Litewska Prokuratura Generalna wszczęła śledztwo w sprawie uszkodzenia kabli telekomunikacyjnych na Morzu Bałtyckim. Wcześniej Niemcy, Szwecja i Finlandia ogłosiły, że też rozpoczęły badanie tej sprawy.
Litewskie śledztwo ma na celu ustalenie okoliczności incydentu oraz określenie tego, czy uszkodzenie kabli było celowym aktem sabotażu albo terroryzmu, czy spowodowane zostało innymi działaniami. Minister obrony Litwy Laurynas Kascziunas powiedział, że jeśli okaże się, iż jakiś kraj odpowiedzialny jest za uszkodzenie tych przewodów, to Unia Europejska będzie musiała zastosować sankcje.

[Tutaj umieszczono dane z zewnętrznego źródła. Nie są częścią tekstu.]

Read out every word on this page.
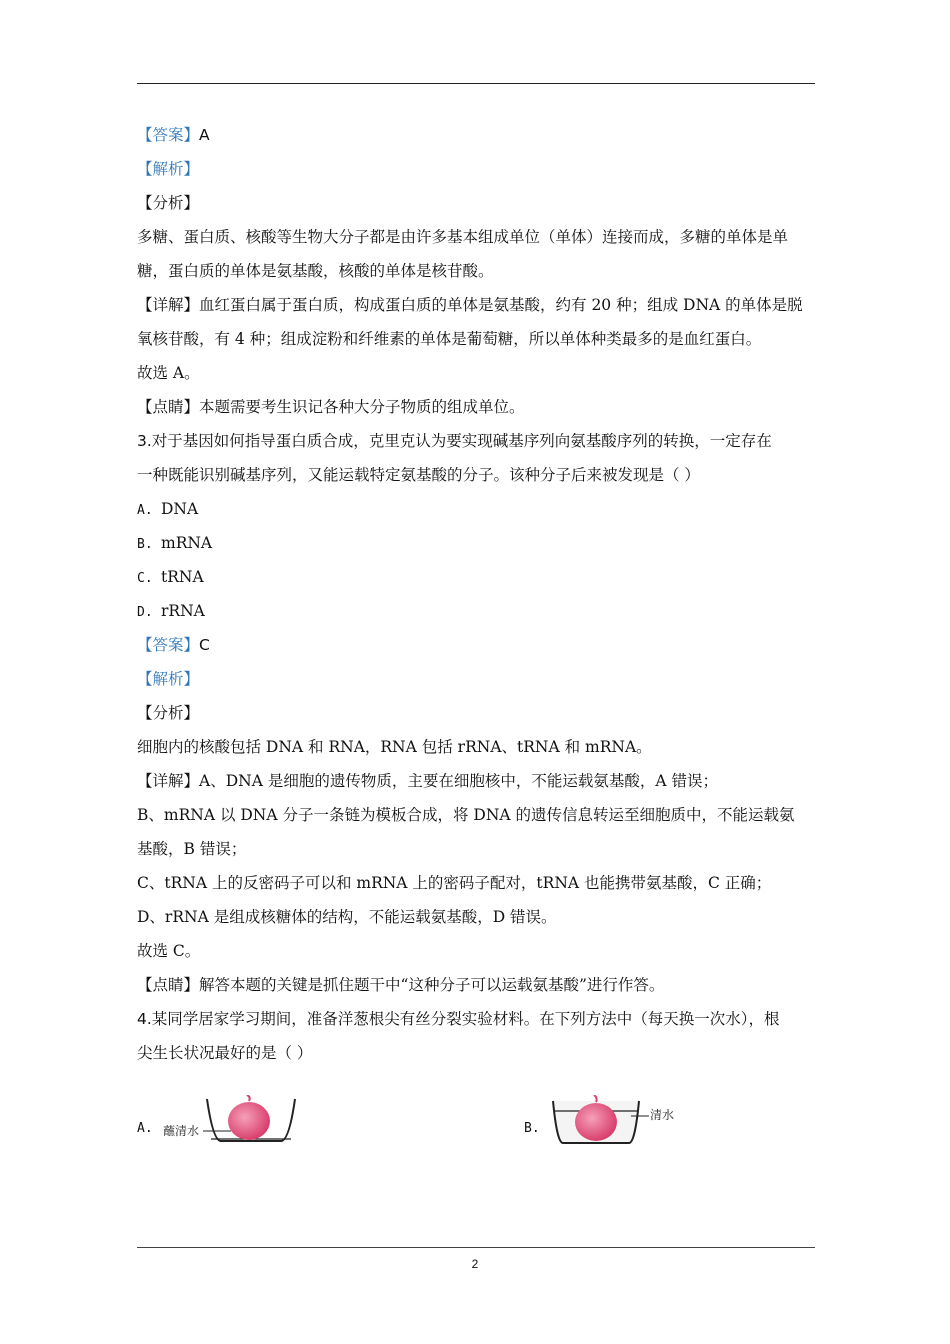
【答案】A
【解析】
【分析】
多糖、蛋白质、核酸等生物大分子都是由许多基本组成单位（单体）连接而成，多糖的单体是单
糖，蛋白质的单体是氨基酸，核酸的单体是核苷酸。
【详解】血红蛋白属于蛋白质，构成蛋白质的单体是氨基酸，约有 20 种；组成 DNA 的单体是脱
氧核苷酸，有 4 种；组成淀粉和纤维素的单体是葡萄糖，所以单体种类最多的是血红蛋白。
故选 A。
【点睛】本题需要考生识记各种大分子物质的组成单位。
3.对于基因如何指导蛋白质合成，克里克认为要实现碱基序列向氨基酸序列的转换，一定存在
一种既能识别碱基序列，又能运载特定氨基酸的分子。该种分子后来被发现是（ ）
A. DNA
B. mRNA
C. tRNA
D. rRNA
【答案】C
【解析】
【分析】
细胞内的核酸包括 DNA 和 RNA，RNA 包括 rRNA、tRNA 和 mRNA。
【详解】A、DNA 是细胞的遗传物质，主要在细胞核中，不能运载氨基酸，A 错误；
B、mRNA 以 DNA 分子一条链为模板合成，将 DNA 的遗传信息转运至细胞质中，不能运载氨
基酸，B 错误；
C、tRNA 上的反密码子可以和 mRNA 上的密码子配对，tRNA 也能携带氨基酸，C 正确；
D、rRNA 是组成核糖体的结构，不能运载氨基酸，D 错误。
故选 C。
【点睛】解答本题的关键是抓住题干中“这种分子可以运载氨基酸”进行作答。
4.某同学居家学习期间，准备洋葱根尖有丝分裂实验材料。在下列方法中（每天换一次水），根
尖生长状况最好的是（ ）
A. 蘸清水	B.
清水
2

Doradca litewskiego prezydenta Kestutis Budrys mówił w telewizji publicznej LRT, że w świetle ostatnich wydarzeń konieczne jest wzmocnienie rozpoznania i zwiększenie liczby patroli na Bałtyku. Jak dodał, władze w Wilnie mają informacje o działaniach rosyjskiego wywiadu oraz o tym, że na morzu mogą znajdować się różne jednostki działające pod przykrywką. "Wiemy, że istnieją, ukrywając się za wszelkiego rodzaju badaniami naukowymi, prowadząc działania, które w razie potrzeby mają na celu zakłócenie naszej komunikacji" - oświadczył prezydencki doradca. Jego zdaniem trzeba zwiększyć presję i uniemożliwić stronie rosyjskiej tak swobodną żeglugę.
Uszkodzone kable telekomunikacyjne na Bałtyku łączyły Finlandię z Niemcami oraz Litwę ze Szwecją. Szwedzkie media podają, że za awarią mógł mieć chiński statek towarowy.